И они побежали вдоль шоссе. Время от времени останавливались, замирали за деревьями, прислушивались и снова делали стремительный бросок вперед. Дорога солнечной, жаркой просекой все время мелькала и чувствовалась слева.

Глава восьмая

На хуторе жизнь будто остановилась. День сменял ночь, наступало очередное утро. Кричал, взлетев на жердь, петух, свидетельствуя о торжестве нового дня. Утки на озере сбились в стаю и вечерами улетали куда-то за лес, на кормежку. Озеро отцвело, водоросли осели на дно, вода стала чистой, и на глубине на многие метры были хорошо видны затопленные деревья. Огромные, в несколько обхватов стволы, сложенные там людьми или сваленные стихией, казалось, еще в прошлые века, когда повсюду здесь стоял лес, а потом что-то произошло и часть суши лункой будто провалилась в преисподнюю, образовав озеро. Зинаида однажды заплыла на середину и, убрав весло, посмотрела вниз. Голова закружилась, сердце кольнуло страхом, и она дрожащими руками стала торопливо загребать к берегу, на мель. В глазах потом долго стояли гигантские колонны бревен, черные, неподвижные и будто живые, но притворившиеся мертвыми. Некоторые из них стояли вертикально, торцами едва не достигая поверхности воды, как будто напряженно тянулись, чтобы глотнуть воздуха. Смотреть на них было особенно жутко. Но берега сияли песчаным покоем, зелеными луговинами. Везде был растворен тот покой, которого всего более и желает усталая душа. Лето медленно, почти незаметно, как августовский день в сумерки, перетекало в осень. Но ничего не менялось в буднях жителей хутора Сидоряты. И слава богу.

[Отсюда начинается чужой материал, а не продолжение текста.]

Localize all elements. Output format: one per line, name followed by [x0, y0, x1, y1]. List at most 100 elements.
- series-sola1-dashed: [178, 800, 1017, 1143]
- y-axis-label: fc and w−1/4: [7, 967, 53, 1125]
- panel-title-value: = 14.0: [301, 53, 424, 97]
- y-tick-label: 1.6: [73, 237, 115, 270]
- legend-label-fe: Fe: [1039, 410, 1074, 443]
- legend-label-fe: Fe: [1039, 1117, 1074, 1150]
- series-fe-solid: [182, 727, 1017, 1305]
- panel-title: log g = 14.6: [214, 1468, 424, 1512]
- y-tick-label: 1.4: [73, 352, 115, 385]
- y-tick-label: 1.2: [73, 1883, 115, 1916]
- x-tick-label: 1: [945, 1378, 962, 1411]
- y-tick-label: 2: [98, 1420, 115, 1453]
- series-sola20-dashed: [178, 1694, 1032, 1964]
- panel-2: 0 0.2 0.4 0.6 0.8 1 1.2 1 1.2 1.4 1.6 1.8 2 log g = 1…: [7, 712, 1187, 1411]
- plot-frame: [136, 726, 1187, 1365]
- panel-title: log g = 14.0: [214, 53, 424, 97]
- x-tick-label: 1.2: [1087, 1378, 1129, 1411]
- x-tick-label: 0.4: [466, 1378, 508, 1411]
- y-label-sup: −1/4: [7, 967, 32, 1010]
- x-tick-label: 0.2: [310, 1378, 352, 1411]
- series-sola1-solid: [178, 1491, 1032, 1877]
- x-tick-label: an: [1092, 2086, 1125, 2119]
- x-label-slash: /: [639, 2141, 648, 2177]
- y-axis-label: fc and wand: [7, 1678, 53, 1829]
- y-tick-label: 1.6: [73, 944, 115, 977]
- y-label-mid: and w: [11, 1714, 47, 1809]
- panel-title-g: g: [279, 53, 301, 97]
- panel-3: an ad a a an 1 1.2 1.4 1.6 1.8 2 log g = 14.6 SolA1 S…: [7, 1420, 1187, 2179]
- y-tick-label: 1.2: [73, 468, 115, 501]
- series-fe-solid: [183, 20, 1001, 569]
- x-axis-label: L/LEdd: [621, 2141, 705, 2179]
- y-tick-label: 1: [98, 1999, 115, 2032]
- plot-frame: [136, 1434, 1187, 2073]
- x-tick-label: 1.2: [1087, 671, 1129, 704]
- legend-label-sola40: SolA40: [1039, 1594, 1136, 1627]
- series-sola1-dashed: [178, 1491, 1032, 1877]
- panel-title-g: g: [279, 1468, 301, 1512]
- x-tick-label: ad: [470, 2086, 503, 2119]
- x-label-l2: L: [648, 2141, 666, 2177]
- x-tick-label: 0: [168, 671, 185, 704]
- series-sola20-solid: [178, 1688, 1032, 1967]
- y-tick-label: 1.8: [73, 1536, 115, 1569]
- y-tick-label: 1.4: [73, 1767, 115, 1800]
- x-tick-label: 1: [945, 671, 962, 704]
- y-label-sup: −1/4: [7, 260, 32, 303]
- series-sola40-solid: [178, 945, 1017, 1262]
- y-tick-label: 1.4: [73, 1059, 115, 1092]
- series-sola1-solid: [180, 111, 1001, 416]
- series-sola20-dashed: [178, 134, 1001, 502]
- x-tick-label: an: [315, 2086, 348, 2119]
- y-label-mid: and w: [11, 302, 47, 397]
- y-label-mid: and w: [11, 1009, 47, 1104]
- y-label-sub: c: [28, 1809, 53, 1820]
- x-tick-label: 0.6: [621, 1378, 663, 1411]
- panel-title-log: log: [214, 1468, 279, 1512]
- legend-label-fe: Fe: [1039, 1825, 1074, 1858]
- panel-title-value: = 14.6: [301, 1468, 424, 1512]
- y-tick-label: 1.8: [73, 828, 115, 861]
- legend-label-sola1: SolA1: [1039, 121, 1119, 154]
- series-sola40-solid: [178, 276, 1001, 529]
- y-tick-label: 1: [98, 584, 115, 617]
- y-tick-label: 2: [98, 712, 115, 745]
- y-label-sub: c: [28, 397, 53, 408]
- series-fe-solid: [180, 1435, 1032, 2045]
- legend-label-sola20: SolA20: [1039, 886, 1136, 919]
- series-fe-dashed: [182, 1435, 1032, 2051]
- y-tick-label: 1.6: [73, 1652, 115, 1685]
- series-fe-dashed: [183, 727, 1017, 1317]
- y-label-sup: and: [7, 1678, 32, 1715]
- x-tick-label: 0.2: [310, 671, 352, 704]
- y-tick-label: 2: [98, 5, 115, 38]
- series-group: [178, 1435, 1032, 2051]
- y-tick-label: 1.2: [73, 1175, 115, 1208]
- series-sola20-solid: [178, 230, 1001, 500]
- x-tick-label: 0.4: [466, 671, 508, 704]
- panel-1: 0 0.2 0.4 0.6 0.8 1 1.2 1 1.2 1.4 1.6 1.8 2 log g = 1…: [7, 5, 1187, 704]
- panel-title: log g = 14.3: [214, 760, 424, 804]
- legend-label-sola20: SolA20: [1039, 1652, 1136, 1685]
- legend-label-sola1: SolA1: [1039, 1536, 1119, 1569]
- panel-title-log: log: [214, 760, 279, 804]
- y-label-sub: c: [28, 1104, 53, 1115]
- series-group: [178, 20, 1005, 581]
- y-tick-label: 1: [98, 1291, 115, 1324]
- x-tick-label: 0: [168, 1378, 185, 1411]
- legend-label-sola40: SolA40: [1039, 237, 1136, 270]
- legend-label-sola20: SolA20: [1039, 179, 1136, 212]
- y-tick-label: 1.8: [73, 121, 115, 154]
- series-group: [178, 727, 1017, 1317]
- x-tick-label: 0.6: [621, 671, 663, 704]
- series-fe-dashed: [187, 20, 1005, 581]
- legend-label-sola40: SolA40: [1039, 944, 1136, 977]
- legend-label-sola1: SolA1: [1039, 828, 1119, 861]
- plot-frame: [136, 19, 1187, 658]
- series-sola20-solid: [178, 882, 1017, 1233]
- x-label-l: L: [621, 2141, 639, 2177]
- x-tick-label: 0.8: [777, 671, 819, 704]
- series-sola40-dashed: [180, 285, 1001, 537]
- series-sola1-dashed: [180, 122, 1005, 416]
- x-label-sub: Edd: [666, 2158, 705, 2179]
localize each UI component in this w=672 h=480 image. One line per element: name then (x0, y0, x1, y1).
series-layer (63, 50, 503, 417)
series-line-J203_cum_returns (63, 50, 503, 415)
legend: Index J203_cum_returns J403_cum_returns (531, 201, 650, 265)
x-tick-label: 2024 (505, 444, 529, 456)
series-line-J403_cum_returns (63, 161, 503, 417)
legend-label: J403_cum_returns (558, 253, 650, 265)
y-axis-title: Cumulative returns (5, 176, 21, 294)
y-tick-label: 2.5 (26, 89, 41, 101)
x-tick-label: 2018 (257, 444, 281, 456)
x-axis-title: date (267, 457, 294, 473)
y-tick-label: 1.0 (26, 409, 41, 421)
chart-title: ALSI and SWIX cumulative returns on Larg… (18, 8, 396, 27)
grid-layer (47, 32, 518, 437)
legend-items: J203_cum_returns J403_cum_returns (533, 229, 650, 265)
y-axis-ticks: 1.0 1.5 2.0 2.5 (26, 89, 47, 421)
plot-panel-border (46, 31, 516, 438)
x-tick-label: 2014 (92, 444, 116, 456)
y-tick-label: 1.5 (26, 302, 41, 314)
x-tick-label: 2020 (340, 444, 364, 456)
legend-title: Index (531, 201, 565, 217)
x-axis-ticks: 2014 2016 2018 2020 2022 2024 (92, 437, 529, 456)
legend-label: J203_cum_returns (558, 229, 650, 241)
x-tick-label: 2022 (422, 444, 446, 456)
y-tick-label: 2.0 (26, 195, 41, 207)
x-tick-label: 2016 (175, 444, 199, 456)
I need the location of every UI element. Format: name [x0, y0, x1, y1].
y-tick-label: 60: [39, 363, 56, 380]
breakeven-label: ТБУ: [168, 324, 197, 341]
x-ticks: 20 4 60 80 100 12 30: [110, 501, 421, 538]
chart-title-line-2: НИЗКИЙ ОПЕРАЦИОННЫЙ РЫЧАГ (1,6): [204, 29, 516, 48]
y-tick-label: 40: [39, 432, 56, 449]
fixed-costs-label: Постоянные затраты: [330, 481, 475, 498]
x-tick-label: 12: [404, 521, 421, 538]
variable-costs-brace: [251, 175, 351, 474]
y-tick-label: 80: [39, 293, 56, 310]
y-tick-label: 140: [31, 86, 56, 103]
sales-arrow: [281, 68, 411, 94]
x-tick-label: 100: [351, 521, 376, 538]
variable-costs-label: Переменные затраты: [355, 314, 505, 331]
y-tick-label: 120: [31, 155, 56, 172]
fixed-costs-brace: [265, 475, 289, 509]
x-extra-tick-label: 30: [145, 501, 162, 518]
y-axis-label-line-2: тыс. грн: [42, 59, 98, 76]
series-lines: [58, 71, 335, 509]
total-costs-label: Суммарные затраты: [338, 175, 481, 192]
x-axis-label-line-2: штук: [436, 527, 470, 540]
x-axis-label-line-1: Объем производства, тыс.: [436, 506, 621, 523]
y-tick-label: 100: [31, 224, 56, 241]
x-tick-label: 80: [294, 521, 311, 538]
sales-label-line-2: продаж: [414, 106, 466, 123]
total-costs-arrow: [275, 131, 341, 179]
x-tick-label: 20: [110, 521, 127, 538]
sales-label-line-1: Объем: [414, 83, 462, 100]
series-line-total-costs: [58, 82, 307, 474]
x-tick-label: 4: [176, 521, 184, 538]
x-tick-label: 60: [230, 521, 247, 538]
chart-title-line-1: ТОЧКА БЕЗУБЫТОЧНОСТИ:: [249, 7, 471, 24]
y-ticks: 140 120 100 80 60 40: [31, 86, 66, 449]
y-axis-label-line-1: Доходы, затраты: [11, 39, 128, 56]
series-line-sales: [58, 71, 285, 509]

Зинаида за лето загорела и еще сильней похудела. Иногда, по утрам спускаясь к озеру за водой, она зачерпывала ведро и заносила его под навес. Там, в тени, вода в ведре становилась непроницаемой и прекрасно заменяла зеркало. Зинаида становилась на колени, развязывала платок и, не дыша, чтобы не смутить поверхности воды и не нарушить совершенства зеркала, смотрела на свое отражение. Смуглое лицо ее, обрамленное темно-русыми волосами, старательно собранными в толстую косу, казалось ей то красивым, так что и она им восхищалась, то почти уродливым. Тогда она расплескивала свое зеркало, и серебряные брызги разлетались из-под смуглой ладони по земляному полу, по ее платью, по белым березовым жердям. Она торопливо раздевалась до пояса и так же торопливо, пока во дворе никого не было, умывалась. Потом приносила еще одно ведро, заливала в умывальник и звала племянников. Первыми выбегали на крыльцо Федя и Колюшка. Старший, Прокопий, будто уже понимая свое старшинство, выходил немного погодя, когда братья, вволю наплескавшись и набаловавшись, уже утирались. Вначале Колюшка, а потом и Федя стали звать ее мамой. Прокопий сперва поправлял их, злился, убегал на озеро и подолгу оттуда не возвращался. Но шли дни. Ничего не менялось вокруг. И мальчик смирился, привык. Зинаида находила его то на кладбище, то возле кельи монаха Нила, то где-нибудь на берегу. Молча брала его за руку и так же молча уводила домой. Он тоже не говорил ни слова. Крепко держал ее руку, изредка пожимая. Может, непроизвольно, а может, чтобы она понимала, как он ей рад. Зинаида понимала, что Прокоша сильнее своих братьев переживает смерть матери, что он еще не может смириться, и эти его побеги в одиночество — это своего рода попытки отыскать мать, почувствовать ее хоть как-то, хоть в чем-то.